Another HUGE gap that EHR’s can help to fill is the communication gap that exists between doctor and patient, between doctors and between patients/caregivers and other patients. What is really needed is an Enterprise Social Network (ESN) that is HIPPA compliant that allows effective communication between doctors- for collaboration on treatments; communication between Dr.’s and their patients (patient portals are, shall we say – weak at best”) and communication between patients.

Pharmacists

For most EHRs and other HealthIT , Pharmacists seem to be pretty much out of the loop, yet they have an expertise that can and should be shared with the patient. There has to be a way to get their expertise into the system. Patients need to feel more comfortable asking them for advise, or Pharmacists need to become much more active in their participation in healthcare. If a new medicine is prescribed, patients need to ask their pharmacist if this medicine will interfere with any of their lifestyle or particular diet. What effect does drinking alcohol have of its effectiveness? A proactive pharmacist can save a live too!

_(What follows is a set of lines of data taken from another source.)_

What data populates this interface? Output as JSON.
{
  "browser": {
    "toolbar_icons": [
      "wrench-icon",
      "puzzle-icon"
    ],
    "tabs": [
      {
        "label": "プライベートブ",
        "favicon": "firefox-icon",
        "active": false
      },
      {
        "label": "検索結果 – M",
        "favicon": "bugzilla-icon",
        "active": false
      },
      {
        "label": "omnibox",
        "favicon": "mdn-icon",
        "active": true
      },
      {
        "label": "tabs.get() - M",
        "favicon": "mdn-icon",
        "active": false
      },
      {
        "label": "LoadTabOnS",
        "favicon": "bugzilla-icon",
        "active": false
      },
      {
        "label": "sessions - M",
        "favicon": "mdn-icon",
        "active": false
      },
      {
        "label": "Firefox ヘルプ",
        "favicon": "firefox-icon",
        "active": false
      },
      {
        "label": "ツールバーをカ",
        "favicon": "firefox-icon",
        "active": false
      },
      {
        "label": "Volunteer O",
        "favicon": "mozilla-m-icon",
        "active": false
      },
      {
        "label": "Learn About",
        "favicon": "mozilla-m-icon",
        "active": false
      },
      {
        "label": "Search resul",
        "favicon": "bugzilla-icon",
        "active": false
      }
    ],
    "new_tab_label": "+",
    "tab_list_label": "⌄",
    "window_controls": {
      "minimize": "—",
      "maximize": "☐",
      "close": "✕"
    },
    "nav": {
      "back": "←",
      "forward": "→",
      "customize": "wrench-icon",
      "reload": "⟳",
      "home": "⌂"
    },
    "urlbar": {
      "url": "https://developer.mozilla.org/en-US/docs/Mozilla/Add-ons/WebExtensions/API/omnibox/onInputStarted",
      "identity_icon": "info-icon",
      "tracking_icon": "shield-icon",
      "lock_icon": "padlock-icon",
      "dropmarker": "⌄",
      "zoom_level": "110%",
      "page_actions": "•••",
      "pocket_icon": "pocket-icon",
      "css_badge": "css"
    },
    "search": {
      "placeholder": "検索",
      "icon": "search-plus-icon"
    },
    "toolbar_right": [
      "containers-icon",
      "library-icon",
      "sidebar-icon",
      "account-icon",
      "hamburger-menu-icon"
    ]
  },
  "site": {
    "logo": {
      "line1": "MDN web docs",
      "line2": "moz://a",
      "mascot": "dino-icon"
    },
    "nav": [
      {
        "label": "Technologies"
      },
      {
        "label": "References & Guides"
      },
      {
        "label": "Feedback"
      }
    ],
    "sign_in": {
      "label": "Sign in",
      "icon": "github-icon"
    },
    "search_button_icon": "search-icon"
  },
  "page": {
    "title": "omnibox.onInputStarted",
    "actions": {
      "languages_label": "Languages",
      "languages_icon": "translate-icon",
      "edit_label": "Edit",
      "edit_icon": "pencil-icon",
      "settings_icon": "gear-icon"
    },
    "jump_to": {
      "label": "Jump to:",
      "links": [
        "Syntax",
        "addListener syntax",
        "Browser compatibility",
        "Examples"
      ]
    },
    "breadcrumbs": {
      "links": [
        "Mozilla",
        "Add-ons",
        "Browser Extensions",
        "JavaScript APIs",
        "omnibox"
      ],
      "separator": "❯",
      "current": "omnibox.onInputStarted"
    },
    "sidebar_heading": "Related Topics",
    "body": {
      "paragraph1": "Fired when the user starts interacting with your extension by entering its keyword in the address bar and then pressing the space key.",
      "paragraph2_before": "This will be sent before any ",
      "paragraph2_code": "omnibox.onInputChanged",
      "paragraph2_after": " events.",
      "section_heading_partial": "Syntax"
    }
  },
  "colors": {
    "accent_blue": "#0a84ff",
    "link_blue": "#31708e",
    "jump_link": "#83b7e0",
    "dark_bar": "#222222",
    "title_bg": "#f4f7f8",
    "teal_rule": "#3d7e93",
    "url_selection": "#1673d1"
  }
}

We will continue to encourage HealthIT (and other software) vendors to see the “Big Picture” of usability.

We will continue to encourage EHR vendors to take a more holistic quality approach when designing and evaluating the usability and user experience of their HealthIT and mHealth apps. In fact, the ISO usability definition seems to be quite appropriate to this discussion: “Usability is the extent to which a product can be used by specified users to achieve specified goals with effectiveness, efficiency and satisfaction in a specified context of use” (ISO 9241-11, 1998).

Let’s not forget about the “specified context of use.”